Curious the small and lesser fates that join to lead a man to this. The thousand brawls and stoven jaws, the clubbings and the broken bottles and the little knives that come from nowhere. For him perhaps it all was done in silence, or how would it sound, the shot that fired the bullet that lay already in his brain? These small enigmas of time and space and death.
He was lying on his back with one leg doubled under him. He was bleeding from the ears and from the nose and from the hole in his face and he was breathing deeply and regular and he was looking up at the ceiling. The murderer had put the gun back in his pocket and stood looking on like any other spectator. A number of people had already started for the door and when Suttree came up Gary was squatting down looking at Billy Ray as if he did not know what to make of his lying there like that.
Oh my God, said Suttree. Callahan’s eyes closed slowly. His whole face was blue and he closed his eyes so that you could not see death come up in them like a face at a window. Suttree pushed through the people and ran for the telephone at the back wall.
They pulled a blanket over him but Suttree drew it back from his face.

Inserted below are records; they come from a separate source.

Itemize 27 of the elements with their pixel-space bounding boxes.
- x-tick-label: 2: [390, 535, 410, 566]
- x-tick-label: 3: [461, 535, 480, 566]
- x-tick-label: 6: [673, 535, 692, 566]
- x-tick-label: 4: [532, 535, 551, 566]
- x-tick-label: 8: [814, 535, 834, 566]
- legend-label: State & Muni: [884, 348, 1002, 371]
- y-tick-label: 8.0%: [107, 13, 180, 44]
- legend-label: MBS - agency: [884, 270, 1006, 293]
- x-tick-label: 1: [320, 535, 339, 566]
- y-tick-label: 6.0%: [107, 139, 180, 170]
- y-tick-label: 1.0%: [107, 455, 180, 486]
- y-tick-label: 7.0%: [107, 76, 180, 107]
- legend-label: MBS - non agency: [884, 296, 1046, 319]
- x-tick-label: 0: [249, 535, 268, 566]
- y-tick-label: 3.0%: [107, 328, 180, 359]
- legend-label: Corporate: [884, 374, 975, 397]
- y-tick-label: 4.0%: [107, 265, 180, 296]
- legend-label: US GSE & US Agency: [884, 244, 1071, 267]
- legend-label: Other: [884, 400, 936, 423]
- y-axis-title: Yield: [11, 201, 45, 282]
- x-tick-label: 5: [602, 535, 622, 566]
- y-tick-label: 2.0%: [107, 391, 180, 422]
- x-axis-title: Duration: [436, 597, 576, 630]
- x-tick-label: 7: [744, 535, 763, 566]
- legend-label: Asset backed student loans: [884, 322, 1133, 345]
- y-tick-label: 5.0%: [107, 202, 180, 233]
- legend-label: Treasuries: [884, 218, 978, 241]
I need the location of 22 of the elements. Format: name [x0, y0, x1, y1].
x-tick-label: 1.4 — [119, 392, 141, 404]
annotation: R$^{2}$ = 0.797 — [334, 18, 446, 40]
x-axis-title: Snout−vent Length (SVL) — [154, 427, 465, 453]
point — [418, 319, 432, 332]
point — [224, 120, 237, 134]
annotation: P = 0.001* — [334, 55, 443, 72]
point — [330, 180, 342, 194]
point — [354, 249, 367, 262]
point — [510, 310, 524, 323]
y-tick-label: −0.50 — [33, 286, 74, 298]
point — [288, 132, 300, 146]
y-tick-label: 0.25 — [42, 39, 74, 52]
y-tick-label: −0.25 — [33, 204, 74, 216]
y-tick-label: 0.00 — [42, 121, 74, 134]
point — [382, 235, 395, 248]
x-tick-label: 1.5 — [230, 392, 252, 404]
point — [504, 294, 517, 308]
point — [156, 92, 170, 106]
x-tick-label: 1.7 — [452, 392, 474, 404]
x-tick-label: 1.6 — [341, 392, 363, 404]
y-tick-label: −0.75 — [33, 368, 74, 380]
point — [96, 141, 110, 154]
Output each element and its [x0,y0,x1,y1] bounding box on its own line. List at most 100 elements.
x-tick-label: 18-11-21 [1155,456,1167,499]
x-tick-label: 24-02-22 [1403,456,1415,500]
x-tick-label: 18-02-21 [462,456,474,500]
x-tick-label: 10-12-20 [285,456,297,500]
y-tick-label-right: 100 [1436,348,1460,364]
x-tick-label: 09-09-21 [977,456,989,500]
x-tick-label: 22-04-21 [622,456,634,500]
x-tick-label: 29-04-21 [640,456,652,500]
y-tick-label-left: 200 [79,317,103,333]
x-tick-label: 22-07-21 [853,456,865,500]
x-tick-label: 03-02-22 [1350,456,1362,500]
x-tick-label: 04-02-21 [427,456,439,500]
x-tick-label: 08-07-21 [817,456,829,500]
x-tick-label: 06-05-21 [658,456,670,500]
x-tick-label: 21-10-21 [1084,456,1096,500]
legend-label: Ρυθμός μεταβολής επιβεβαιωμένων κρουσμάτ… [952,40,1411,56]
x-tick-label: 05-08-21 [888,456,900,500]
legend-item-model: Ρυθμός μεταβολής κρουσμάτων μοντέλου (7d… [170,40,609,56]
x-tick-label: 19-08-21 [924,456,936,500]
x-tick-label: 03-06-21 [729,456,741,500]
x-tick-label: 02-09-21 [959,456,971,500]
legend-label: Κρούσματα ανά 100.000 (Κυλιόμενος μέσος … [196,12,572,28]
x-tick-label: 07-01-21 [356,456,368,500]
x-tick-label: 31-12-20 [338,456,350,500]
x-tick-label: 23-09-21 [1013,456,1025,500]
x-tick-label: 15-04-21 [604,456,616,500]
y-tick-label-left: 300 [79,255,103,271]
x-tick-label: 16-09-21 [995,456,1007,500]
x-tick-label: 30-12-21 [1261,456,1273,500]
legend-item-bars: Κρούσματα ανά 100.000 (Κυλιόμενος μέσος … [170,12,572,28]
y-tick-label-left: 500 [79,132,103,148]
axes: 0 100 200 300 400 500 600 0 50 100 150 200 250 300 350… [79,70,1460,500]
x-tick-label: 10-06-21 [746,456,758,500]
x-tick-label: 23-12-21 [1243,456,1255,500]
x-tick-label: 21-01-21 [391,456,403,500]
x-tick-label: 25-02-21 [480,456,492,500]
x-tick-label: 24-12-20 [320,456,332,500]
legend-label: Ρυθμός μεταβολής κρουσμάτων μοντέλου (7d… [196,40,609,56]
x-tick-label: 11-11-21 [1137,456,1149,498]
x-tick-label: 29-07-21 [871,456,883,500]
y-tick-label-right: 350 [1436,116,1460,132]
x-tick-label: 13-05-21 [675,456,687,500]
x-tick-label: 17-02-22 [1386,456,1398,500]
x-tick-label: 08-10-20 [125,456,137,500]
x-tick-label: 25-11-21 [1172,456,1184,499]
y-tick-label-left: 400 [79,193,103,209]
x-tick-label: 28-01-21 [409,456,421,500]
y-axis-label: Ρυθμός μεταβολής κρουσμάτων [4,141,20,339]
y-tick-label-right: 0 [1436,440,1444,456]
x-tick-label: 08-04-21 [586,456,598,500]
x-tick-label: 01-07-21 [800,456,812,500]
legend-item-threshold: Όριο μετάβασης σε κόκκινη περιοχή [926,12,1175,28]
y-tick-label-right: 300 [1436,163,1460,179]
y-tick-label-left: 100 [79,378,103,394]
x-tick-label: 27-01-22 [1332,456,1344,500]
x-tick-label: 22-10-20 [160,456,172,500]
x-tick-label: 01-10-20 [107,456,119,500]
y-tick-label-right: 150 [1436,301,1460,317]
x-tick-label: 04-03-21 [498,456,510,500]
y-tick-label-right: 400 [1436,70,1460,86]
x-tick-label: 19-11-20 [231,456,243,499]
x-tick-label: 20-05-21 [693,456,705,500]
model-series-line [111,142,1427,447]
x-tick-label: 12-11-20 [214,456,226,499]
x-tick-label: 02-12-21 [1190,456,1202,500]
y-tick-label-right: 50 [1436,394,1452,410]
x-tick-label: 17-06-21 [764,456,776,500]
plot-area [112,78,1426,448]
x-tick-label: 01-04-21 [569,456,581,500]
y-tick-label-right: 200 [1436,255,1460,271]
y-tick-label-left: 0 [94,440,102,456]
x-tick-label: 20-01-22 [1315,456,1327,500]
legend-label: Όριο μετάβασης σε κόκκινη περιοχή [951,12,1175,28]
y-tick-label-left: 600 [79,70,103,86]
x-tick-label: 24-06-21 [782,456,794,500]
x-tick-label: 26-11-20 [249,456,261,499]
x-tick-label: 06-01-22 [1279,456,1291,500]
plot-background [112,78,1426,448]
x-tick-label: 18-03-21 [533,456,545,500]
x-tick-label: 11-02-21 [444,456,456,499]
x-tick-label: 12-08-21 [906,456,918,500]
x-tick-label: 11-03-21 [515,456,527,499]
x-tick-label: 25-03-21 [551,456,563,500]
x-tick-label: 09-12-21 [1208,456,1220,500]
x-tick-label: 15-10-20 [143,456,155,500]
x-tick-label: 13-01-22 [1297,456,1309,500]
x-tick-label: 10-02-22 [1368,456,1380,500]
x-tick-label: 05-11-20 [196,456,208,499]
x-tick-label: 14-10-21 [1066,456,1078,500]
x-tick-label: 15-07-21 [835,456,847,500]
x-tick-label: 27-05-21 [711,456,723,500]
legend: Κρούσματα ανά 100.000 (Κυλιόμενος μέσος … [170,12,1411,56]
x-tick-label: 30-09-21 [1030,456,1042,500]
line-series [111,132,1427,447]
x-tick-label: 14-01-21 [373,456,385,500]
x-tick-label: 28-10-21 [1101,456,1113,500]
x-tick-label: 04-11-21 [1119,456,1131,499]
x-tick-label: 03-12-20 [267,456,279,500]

Cover him up, said the ambulance attendant.
He’s not dead.
They gave Suttree a look much like a shrug and lifted the gurney into the rear of the ambulance and Suttree climbed in and sat on the little banquette at the side and the door closed after him.
Shrieking through the streets of Knoxville, the red domelight sweeping the near walls in narrow places, the windows, faces in cars. Billy Ray turned his head once and arched his neck. The pad beneath him grew black with blood. All through the town tonight are folks lie dying. Sirens in the city like the shriek of jackal birds.
They wheeled him through the emergency room door and into a small white room. There was a steel lamp in the ceiling and a steel table beneath it and there were steel cabinets along one wall. The orderlies lifted Callahan onto the table and wheeled the gurney out again. A nurse looked at him lying there, his chest rising and falling. Someone had put a patch of gauze over the hole in his head and the blood around his ears had blackened and dried. A great rugheaded lout lying there with his heavy hands composed alongside him. She shook her head and closed the door.
Later an orderly came in and looked at him and went out again. He returned with a doctor. The doctor carried a clipboard under his arm and he entered the room and pulled the gauze away from Callahan’s face and looked at the hole. He lifted the eyelids and looked in and he lifted the shaggy head and let it back again. The orderly was watching the doctor. The doctor pursed his lips and made a little casual gesture with one hand. He felt Billy Ray’s pulse and looked at his watch and raised his eyebrows. He said something to the orderly and then went out again, the orderly behind him, the orderly closing the door.
Suttree and Callahan’s older brother Charlie rose from their chairs.
There’s nothing we can do for that man, said the doctor.
He’s not dead, said Suttree.
No, said the doctor. He’s not dead.
The last visitor was an old black orderly, a gentle man who washed the stricken and the dead. He pulled back the gauze and unscrewed the top from a bottle of alcohol and poured it slowly down the hole into Billy Ray’s brain.
He lived for another five hours and died sometime before daybreak unattended. They hadnt even taken off his shoes. Charlie had gone home and Suttree and the mother sat in the little waiting room. When the doctor came out and told them he was dead Billy Ray’s mother began to cry very quietly. She sat there with her chin quivering and she shook her head slowly from side to side over her dead warrior. Suttree touched her shoulder but she waved him away and she did not look up.
He walked out of the hospital and across the wet grass toward the road. Very slowly the lights of the city were going out, the billboards, the streetlamps. He crossed the river by the high iron bridge, past the orchards in the dark, lights in the water upstream and the sky paling and the night and its disciplines draining away leaving the barren trees as black as iron and a paper city rising in the dawn. A great stillness had fallen. He walked through the dead gray streets. A newspedlar was opening his bale of papers at the corner. The streetsweepers had passed and in the black gutterwater the lights from the polelamps lay like pietins among the darker neon bleedings.
He leaned against the viaduct rail. Spat numbly at the tracks down there. At the dreams implicit in their endless steel Teachings. Section-hands were slouching toward work in the switchingyard. The Watkins man pushed his little trundlecart of nostrums across the bridge, humped between the cart tongues in the wan daybreak. Suttree went down the narrow back path at the end of the bridge. He passed beneath the house of the madman but he was not about at such an hour. Suttree stooped and scrabbled up a half a brickbat and slammed it off the curling clapboards high under the eaves. A crazed putty face slobbered up against the glass, a wild eye cocked there. Suttree turned and went on down the path toward the river.